Uno dei problemi principali incontrati nello studio della Covid-19 è legato all'impossibilità di conoscere esattamente il momento e le condizioni del contagio che ha provocato l'insorgenza della malattia. Fino ad oggi, non erano noti studi condotti su persone sane che si fossero fatte infettare volontariamente in laboratorio. Per motivi etici, era sempre stata esclusa la possibilità di condurre esperimenti di questo tipo (e se qualcuno lo ha fatto, si è ben guardato dall’ammetterlo pubblicamente).
Lo scorso 1 febbraio un gruppo di ricerca dell'Imperial College (Londra) ha reso noto il contenuto di un lavoro (ancora sotto forma di preprint da sottomettere al giudizio dei referee) nel quale vengono presentati i risultati di uno studio che ha coinvolto 36 volontari sani, di età compresa tra i 18 ed i 29 anni ed in buone condizioni di salute, che sono stati sottoposti al contagio in condizioni controllate. Nessuno dei volontari era stato vaccinato o si era precedentemente ammalato di Covid-19. L'autorizzazione per lo sviluppo di questo esperimento è arrivata dopo la valutazione fatta da un Comitato etico indipendente che ne ha attentamente soppesato rischi e benefici.
Il 53% dei volontari esposti al virus ha contratto la Covid-19. Il ceppo virale usato nell'esperimento è quello originale di Wuhan. L'inoculazione è avvenuta per via intra-nasale, con quantità di virus equivalenti a quelle che possono essere tipicamente contenute in una particella di aerosol che viene liberata nell'aria da una persona positiva. L'89% delle persone risultate positive ha mostrato sintomi (lievi o moderati) tra 2 e 4 giorni dopo il momento del contagio.
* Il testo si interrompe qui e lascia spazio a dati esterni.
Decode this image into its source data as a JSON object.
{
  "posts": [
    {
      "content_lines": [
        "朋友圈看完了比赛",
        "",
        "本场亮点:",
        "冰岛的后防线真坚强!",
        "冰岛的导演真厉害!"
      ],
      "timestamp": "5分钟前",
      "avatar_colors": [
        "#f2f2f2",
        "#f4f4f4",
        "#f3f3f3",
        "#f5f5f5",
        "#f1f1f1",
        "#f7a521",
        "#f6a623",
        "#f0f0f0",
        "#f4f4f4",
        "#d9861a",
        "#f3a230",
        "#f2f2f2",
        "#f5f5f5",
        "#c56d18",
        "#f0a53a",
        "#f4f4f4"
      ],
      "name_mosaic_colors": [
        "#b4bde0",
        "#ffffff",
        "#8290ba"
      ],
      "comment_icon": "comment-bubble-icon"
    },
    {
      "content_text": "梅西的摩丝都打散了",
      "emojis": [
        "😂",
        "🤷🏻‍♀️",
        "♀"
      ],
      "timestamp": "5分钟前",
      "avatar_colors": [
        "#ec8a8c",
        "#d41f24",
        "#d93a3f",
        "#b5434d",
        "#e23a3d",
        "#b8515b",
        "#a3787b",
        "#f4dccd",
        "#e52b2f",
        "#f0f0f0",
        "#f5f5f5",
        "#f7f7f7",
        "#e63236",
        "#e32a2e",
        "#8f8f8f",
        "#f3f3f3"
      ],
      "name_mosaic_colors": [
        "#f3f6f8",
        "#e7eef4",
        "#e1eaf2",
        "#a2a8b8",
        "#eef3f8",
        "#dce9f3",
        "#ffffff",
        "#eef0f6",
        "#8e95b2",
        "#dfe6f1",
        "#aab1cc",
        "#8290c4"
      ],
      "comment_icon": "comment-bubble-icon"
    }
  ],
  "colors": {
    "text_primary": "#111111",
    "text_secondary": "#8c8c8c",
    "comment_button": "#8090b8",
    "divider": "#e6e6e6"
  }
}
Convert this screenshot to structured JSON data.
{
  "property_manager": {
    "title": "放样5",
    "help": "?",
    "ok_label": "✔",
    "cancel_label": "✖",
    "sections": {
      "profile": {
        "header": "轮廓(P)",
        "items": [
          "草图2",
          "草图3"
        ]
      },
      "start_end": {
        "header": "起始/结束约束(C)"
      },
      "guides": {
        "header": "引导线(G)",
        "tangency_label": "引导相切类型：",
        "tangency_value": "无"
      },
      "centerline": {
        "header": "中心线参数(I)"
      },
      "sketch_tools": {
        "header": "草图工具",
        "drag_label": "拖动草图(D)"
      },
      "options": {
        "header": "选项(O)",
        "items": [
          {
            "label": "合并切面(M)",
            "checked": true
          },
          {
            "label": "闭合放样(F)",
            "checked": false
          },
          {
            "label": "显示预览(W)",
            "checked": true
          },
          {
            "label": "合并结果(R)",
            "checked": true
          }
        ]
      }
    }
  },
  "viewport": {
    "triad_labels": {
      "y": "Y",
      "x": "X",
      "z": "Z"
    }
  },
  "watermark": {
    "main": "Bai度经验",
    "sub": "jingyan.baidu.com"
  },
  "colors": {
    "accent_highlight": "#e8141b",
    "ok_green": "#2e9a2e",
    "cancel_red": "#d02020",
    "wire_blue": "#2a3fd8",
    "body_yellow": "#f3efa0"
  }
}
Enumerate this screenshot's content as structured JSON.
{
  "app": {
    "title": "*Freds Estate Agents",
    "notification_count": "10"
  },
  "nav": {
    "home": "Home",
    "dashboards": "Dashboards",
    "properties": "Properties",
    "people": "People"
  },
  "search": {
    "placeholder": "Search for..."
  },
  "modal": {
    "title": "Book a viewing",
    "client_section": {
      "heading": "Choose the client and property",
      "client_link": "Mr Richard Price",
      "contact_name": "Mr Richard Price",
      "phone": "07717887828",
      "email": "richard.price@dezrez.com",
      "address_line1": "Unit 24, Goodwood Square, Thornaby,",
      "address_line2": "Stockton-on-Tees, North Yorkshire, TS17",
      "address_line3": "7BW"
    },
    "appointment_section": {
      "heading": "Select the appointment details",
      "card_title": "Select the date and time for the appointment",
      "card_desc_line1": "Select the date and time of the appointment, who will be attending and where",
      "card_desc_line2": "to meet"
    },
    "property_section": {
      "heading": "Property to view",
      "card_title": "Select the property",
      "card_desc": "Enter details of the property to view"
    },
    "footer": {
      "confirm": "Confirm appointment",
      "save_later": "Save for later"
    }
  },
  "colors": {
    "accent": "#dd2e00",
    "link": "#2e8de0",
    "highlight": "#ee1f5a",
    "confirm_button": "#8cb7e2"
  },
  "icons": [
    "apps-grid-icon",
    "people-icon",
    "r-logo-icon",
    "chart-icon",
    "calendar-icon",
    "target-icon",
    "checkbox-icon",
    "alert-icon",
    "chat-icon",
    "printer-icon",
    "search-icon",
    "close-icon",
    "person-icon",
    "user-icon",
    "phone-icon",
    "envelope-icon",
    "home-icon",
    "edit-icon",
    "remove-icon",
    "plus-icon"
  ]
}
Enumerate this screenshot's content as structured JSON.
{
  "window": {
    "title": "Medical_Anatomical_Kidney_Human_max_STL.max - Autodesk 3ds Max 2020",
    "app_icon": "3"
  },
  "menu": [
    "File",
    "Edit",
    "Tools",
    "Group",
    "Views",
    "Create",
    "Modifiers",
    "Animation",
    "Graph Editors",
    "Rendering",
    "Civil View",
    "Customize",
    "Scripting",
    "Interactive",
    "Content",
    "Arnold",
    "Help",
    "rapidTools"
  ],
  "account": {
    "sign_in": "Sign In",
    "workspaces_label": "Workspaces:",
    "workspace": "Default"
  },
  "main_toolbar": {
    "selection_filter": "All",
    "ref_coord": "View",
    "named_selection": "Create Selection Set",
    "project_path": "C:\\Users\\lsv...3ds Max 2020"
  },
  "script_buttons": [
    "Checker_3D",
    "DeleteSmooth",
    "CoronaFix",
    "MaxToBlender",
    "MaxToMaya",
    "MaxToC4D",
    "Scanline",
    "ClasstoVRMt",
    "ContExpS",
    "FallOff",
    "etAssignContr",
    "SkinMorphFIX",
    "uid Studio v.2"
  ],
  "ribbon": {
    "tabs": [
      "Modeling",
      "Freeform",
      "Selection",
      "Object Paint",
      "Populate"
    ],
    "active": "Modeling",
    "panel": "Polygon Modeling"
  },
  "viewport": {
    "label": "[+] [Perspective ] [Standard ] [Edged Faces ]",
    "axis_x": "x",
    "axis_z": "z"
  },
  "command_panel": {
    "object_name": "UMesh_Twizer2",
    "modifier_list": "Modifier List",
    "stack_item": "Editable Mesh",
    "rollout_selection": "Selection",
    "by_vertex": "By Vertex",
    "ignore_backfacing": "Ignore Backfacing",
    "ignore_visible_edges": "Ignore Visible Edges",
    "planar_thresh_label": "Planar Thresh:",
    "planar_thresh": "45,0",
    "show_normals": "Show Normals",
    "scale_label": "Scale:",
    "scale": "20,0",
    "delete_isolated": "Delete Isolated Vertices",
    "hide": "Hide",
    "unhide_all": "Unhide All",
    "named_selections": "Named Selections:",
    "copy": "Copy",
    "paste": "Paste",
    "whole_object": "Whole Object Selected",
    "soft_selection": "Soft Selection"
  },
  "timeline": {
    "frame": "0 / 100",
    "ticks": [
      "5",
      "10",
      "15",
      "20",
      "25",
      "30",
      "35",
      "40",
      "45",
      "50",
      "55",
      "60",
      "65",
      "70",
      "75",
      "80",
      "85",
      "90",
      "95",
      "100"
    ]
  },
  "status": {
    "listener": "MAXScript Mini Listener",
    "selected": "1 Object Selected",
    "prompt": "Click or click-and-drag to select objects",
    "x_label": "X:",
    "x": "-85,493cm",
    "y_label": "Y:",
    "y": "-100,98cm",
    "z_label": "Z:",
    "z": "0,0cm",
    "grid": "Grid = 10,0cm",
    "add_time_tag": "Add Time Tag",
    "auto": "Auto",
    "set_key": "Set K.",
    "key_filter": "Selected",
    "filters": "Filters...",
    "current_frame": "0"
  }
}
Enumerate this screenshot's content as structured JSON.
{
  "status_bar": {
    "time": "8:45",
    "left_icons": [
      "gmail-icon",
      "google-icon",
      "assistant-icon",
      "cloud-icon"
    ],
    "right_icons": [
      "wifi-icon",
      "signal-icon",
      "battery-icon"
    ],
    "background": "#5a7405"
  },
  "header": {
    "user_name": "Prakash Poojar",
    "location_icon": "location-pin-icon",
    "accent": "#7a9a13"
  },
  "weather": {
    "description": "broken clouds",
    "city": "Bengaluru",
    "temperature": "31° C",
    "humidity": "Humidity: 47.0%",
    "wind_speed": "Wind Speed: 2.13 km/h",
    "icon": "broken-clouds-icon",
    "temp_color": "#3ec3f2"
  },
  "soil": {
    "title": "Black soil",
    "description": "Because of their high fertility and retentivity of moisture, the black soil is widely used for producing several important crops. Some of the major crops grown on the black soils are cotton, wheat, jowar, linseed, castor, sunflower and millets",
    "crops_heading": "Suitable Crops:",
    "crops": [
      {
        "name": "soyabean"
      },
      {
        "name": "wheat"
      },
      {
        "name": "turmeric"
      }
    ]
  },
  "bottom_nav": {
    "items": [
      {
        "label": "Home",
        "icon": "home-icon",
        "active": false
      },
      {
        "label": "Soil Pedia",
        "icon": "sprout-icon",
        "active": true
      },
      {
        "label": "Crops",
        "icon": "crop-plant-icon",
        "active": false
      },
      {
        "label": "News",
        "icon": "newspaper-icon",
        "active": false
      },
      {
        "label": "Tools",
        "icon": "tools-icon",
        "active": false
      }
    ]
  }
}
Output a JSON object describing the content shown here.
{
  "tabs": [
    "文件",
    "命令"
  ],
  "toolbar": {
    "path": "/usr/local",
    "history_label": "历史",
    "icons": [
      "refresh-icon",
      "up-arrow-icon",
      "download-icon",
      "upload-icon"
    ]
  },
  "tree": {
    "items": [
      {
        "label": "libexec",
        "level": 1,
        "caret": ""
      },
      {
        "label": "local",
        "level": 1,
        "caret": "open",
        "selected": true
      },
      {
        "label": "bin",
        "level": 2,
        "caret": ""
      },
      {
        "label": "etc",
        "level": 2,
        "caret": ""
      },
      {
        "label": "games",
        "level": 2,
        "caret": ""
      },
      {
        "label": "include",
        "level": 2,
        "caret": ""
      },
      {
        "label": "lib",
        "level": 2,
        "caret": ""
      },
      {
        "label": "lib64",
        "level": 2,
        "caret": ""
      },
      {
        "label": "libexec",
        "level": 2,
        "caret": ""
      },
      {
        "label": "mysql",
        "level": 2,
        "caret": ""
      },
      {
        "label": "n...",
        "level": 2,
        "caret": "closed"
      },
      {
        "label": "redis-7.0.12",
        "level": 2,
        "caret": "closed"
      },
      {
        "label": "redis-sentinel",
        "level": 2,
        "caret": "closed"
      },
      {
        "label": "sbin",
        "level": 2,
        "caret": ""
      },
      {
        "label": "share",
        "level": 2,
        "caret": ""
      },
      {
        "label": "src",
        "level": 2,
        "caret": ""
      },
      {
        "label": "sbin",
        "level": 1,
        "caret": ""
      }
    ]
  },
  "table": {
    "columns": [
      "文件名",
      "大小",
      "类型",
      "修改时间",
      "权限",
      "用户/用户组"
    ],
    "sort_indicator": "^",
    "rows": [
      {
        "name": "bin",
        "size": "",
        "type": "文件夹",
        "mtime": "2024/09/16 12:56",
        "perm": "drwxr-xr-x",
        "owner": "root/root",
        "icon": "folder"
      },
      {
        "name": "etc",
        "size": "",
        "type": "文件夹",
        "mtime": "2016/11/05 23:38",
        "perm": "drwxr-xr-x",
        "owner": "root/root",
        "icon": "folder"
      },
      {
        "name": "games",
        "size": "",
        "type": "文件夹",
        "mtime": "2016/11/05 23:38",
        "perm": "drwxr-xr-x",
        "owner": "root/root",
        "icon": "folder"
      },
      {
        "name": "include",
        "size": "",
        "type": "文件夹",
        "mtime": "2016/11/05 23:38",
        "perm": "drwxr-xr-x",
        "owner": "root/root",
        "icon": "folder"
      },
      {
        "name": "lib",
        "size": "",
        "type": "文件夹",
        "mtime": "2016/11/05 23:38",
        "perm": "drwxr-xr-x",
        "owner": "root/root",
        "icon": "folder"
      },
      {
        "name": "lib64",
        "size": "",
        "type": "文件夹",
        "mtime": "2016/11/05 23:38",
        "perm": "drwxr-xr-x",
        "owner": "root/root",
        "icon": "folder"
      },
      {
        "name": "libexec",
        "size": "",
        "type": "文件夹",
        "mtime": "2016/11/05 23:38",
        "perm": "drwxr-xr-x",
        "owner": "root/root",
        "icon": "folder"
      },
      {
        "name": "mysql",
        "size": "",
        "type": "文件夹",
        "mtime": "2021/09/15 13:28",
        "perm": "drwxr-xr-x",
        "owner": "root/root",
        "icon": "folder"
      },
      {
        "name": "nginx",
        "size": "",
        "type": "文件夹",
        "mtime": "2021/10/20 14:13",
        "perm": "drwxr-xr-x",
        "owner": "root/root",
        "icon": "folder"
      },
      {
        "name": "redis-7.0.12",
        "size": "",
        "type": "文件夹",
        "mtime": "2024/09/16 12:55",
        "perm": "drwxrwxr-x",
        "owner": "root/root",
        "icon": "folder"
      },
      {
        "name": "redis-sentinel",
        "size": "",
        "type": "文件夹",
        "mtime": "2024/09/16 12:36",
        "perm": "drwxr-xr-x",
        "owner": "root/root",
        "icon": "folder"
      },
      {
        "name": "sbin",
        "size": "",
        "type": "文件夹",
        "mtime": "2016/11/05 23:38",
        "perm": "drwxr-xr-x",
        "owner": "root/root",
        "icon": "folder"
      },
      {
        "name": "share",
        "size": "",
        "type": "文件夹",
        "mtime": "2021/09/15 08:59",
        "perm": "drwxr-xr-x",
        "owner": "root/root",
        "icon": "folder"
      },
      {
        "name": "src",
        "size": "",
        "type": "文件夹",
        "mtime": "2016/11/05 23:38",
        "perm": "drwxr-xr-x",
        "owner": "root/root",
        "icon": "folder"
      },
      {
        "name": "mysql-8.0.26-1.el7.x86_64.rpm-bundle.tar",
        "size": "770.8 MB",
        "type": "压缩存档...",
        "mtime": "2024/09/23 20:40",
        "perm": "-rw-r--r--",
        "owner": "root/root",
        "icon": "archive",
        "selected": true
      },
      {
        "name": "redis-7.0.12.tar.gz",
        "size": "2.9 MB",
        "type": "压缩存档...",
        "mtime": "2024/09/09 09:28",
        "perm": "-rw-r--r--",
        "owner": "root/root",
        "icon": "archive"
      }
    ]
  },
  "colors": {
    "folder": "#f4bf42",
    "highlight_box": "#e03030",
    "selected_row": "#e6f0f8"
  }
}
Il massimo della carica virale è stato raggiunto entro 5 giorni dal contagio.
Il virus è stato identificato inizialmente nella gola dei contagiati, ma - al momento del picco - la massima presenza del virus è stata segnalata nel naso. Non è stata trovata alcuna correlazione quantitativa tra la carica virale e l'intensità dei sintomi. Alcuni volontari asintomatici possedevano una elevata carica virale, ma il numero dei casi considerati era troppo piccolo per poter ricavare risultati statisticamente significativi.
A causa del numero limitato di volontari che sono stati coinvolti nell'esperimento, lo studio ha una valenza ridotta, ma è comunque importante perché è il primo condotto in condizioni controllate (in precedenza, studi analoghi erano stati sviluppati analizzando i contagi che avvenivano in ambienti ristretti come, ad esempio, i nuclei familiari, ma si trattava comunque di analisi che mancavano di informazioni essenziali legate al momento esatto ed alla carica virale con cui era avvenuto il contagio). I risultati di questa indagine possono contribuire a chiarire alcuni aspetti delle fase iniziale della proliferazione del virus che porta allo sviluppo della Covid-19.